It’s been a NFL season full of abnormalities due to the lockout and the Raiders have been no exception. Many thought the Raiders would finally find their grove. The team finally had a guy they could call their franchise quarterback in Jason Campbell and they were full of young talent at just about every position. Hue Jackson, a fiery new coach, seemed to have the right formula for success. It started well enough, until week 5 when the wheels started to come off.
The Raiders lost their fearless leader Al Davis. While the Raiders were able to rally to beat the Texans that week, it was easy to tell that things were not the same in Oakland. Although often scrutinized for his managerial decisions, Al Davis ran things his way and answered to no one. Meaning when it came time to make decisions, they were made, and people moved on. Uncertainty was the word of the week when it came to how the Raiders would move forward. It didn’t take long to find out who was now making the calls. Hue Jackson quickly took the reigns and swung a trade for former first-round draft pick Aaron Curry to replace then starting weak-side linebacker Quentin Groves.
In the very next game against Cleveland, the Raiders took another big blow as starting QB Jason Campbell went down with a broken clavicle. The Raider faithful was in disbelief. A season that showed so much promise was quickly taking a turn for the worse.
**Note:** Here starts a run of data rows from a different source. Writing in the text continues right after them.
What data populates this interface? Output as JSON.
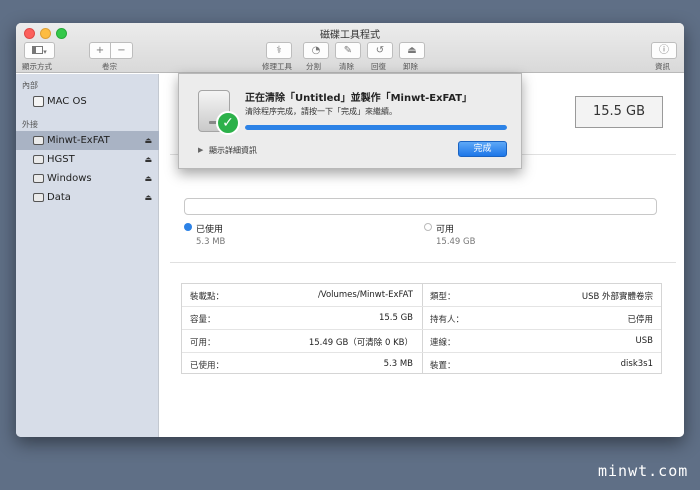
{
  "window": {
    "title": "磁碟工具程式"
  },
  "toolbar": {
    "view_label": "顯示方式",
    "volume_label": "卷宗",
    "add_glyph": "+",
    "remove_glyph": "−",
    "first_aid_label": "修理工具",
    "partition_label": "分割",
    "erase_label": "清除",
    "restore_label": "回復",
    "unmount_label": "卸除",
    "info_label": "資訊"
  },
  "sidebar": {
    "internal_header": "內部",
    "external_header": "外接",
    "items": [
      {
        "label": "MAC OS",
        "section": "internal",
        "eject": false,
        "selected": false
      },
      {
        "label": "Minwt-ExFAT",
        "section": "external",
        "eject": true,
        "selected": true
      },
      {
        "label": "HGST",
        "section": "external",
        "eject": true,
        "selected": false
      },
      {
        "label": "Windows",
        "section": "external",
        "eject": true,
        "selected": false
      },
      {
        "label": "Data",
        "section": "external",
        "eject": true,
        "selected": false
      }
    ],
    "eject_glyph": "⏏"
  },
  "main": {
    "capacity_display": "15.5 GB",
    "used": {
      "label": "已使用",
      "value": "5.3 MB",
      "color": "#2c82e6"
    },
    "available": {
      "label": "可用",
      "value": "15.49 GB",
      "color": "#ffffff"
    },
    "info": {
      "mount_point_key": "裝載點：",
      "mount_point_value": "/Volumes/Minwt-ExFAT",
      "capacity_key": "容量：",
      "capacity_value": "15.5 GB",
      "available_key": "可用：",
      "available_value": "15.49 GB（可清除 0 KB）",
      "used_key": "已使用：",
      "used_value": "5.3 MB",
      "type_key": "類型：",
      "type_value": "USB 外部實體卷宗",
      "owners_key": "持有人：",
      "owners_value": "已停用",
      "connection_key": "連線：",
      "connection_value": "USB",
      "device_key": "裝置：",
      "device_value": "disk3s1"
    }
  },
  "sheet": {
    "title": "正在清除「Untitled」並製作「Minwt-ExFAT」",
    "subtitle": "清除程序完成，請按一下「完成」來繼續。",
    "progress": 1.0,
    "show_details_label": "顯示詳細資訊",
    "done_label": "完成",
    "accent_color": "#2c82e6"
  },
  "watermark": "minwt.com"
}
The Raiders managed to hold on and win that game on the strength of Janikowski’s leg and a fake field goal pass to Kevin Boss for a touchdown. The win was bitter sweet as Oakland, now 4-2, was left wondering who was going to finish the season at quarterback. Kyle Boller did very little in relief of Campbell against Cleveland and it was painfully obvious the coaching staff did not have faith in his abilities to run the offense.
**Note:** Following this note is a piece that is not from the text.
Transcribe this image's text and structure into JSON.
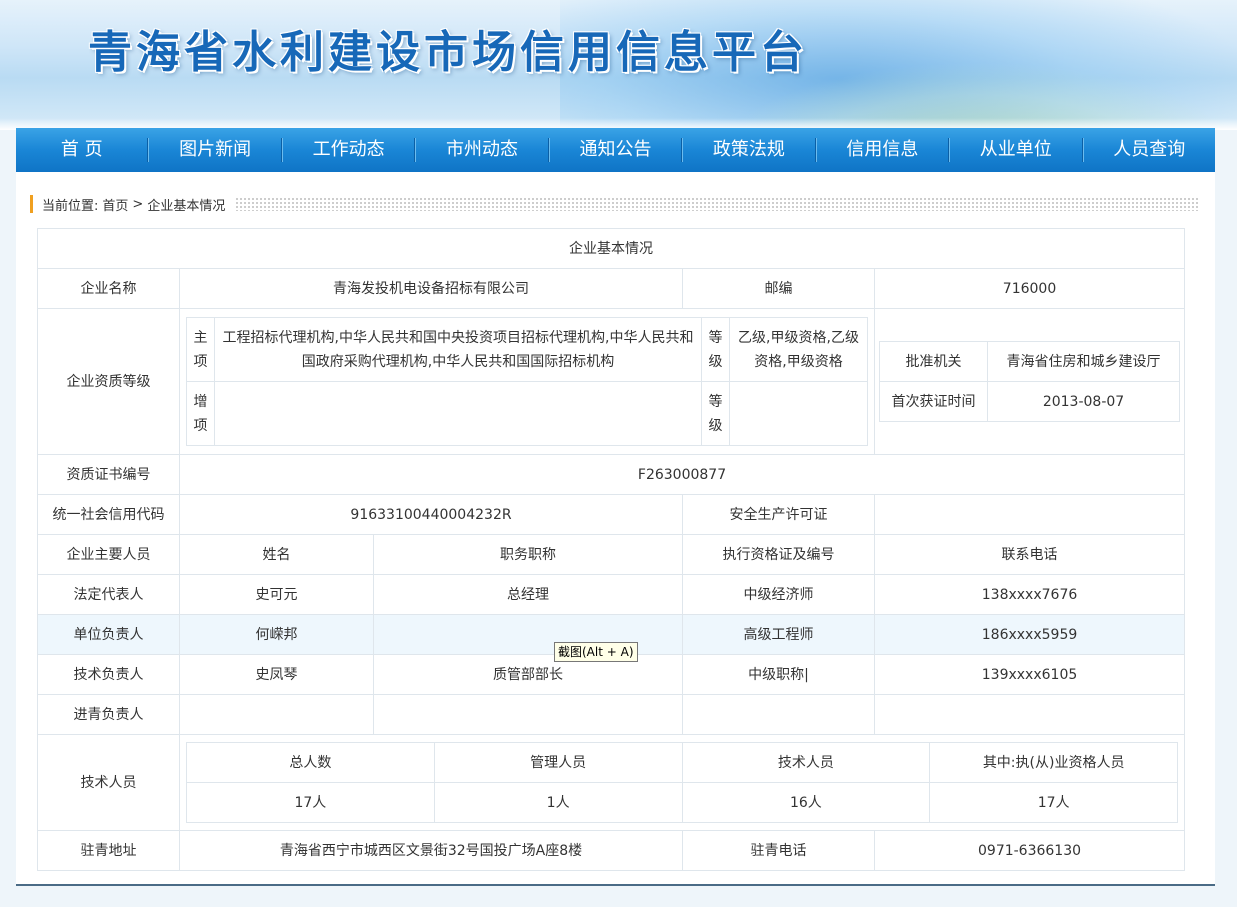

Hue Jackson knew the season was hanging in the balance and, with his added decision-making power, began negotiations on a bigger than blockbuster trade that brough Caron Palmer to Oakland. Jackson called up his old buddy Mike Brown and persuaded him to hand over the key to a former Pro Bowl quarterback who was sitting out in protest of playing another season in Cincinnati. Palmer did not come cheap as the Raiders sent the Bengals a first round pick in 2012 and a conditional first round pick in 2013. With the acquisition came many questions. How much did Palmer have left? How quickly could he pick up the offense? Would he be able to gel with Oakland’s young receiving core? Would he be ready in time for the next game? Did the Raiders give up too much of the future in panic of having this season be lost?
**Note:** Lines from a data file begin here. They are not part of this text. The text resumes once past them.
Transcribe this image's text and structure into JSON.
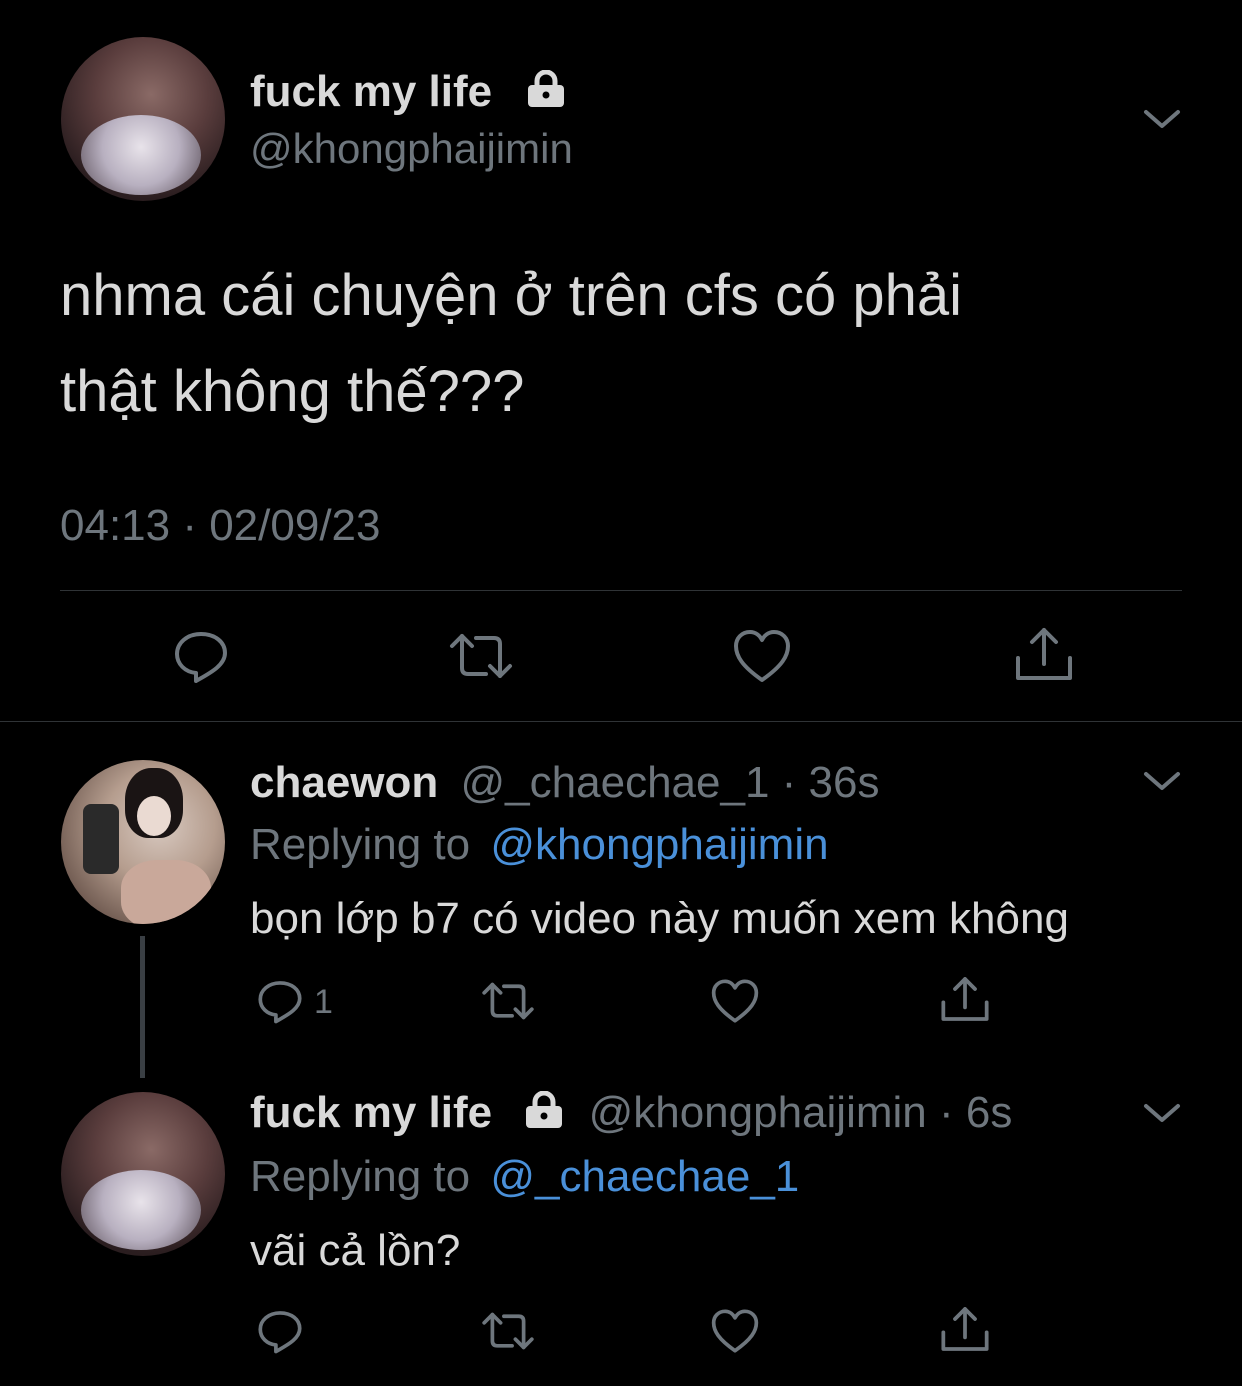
{
  "main_tweet": {
    "display_name": "fuck my life",
    "handle": "@khongphaijimin",
    "text_line1": "nhma cái chuyện ở trên cfs có phải",
    "text_line2": "thật không thế???",
    "timestamp": "04:13 · 02/09/23",
    "avatar_icon": "avatar-photo",
    "lock_icon": "lock-icon",
    "more_icon": "chevron-down-icon"
  },
  "actions": {
    "reply_icon": "reply-icon",
    "retweet_icon": "retweet-icon",
    "like_icon": "heart-icon",
    "share_icon": "share-icon"
  },
  "reply1": {
    "display_name": "chaewon",
    "handle": "@_chaechae_1",
    "time": "· 36s",
    "replying_prefix": "Replying to",
    "replying_handle": "@khongphaijimin",
    "text": "bọn lớp b7 có video này muốn xem không",
    "reply_count": "1"
  },
  "reply2": {
    "display_name": "fuck my life",
    "handle": "@khongphaijimin",
    "time": "· 6s",
    "replying_prefix": "Replying to",
    "replying_handle": "@_chaechae_1",
    "text": "vãi cả lồn?"
  },
  "colors": {
    "background": "#000000",
    "text": "#d9d9d9",
    "muted": "#6e767d",
    "link": "#4a90d9",
    "divider": "#2f3336"
  }
}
The NFL season does not stop to allow a franchise to catch its breath. The Raiders had an important divisional game to get ready for against the Kansas City Chiefs. Having only a couple of days in Oakland before the next game, it was pretty clear that Kyle Boller had to make the start against the Chiefs. Adding to the list of problems for the Raiders, kicker Sebastian Janikowski injured his hamstring in practice and running back Darren McFadden sprained his foot on the opening drive and would not return. After an atrocious first half and opening series in the second half that saw Kyle Boller seemingly throwing more completions to Kansas City defensive backs than his own receivers, Hue had seen enough. In came Carson Palmer who knew all of 15 plays in his new offense and had essentially no time to get any type of timing down with his new wide receivers. The rest of the game concluded as you would expect. Palmer threw three interceptions and the Raiders offense was clearly in shambles. To say the offense wasn’t on the same page would insinuate that it appeared they were even reading the same book. From the looks of things, it wasn’t clear that was true. After a 28-0 loss, the bye week couldn’t get here soon enough.
The Raiders had two weeks to get things straight before division games against Denver and San Diego within a span of five days. Hue Jackson, still trying to adjust to all the turmoil, was not done making waves. He brought in T.J. Houshmandzadeh for a workout and eventually signed him to a veteran minimum deal much to the dismay of a lot of fans who did not understand the reason behind the signing. Houshmandzadeh played with Carson Palmer for six seasons, and has trained with him in the offseason for many years. Veteran knowledge and timing with your quarterback are very undervalued in this league today.
Heading into the second half the Raiders are essentially starting a whole new season. Not only are they tied for first in the AFC West with San Diego and Kansas City, but they are beginning the second half with a new starting quarterback, the backup running back, a new receiver, and the return of fullback Marcel Reece. Reece has been out of the lineup with an ankle injury since week two.
While many may expect Carson Palmer to take off as the Raiders new starting quarterback, you have to take a step back to realize what is actually unfolding in Oakland. How many times in NFL history has a starting quarterback gone down mid-season, only to have the team trade for quarterback that had been unemployed and pick up right where they left off? Fans should absolutely have faith in the Raiders new Palmer-led offense, but should also understand that patience will be essential. The Raiders face an up hill climb to winning the AFC West. That climb starts on Sunday when Denver comes to town. Nothing would begin to heal the wounds better than a thrashing of Tim Tebow and the Broncos in front of a sold out O.co Coliseum crowd.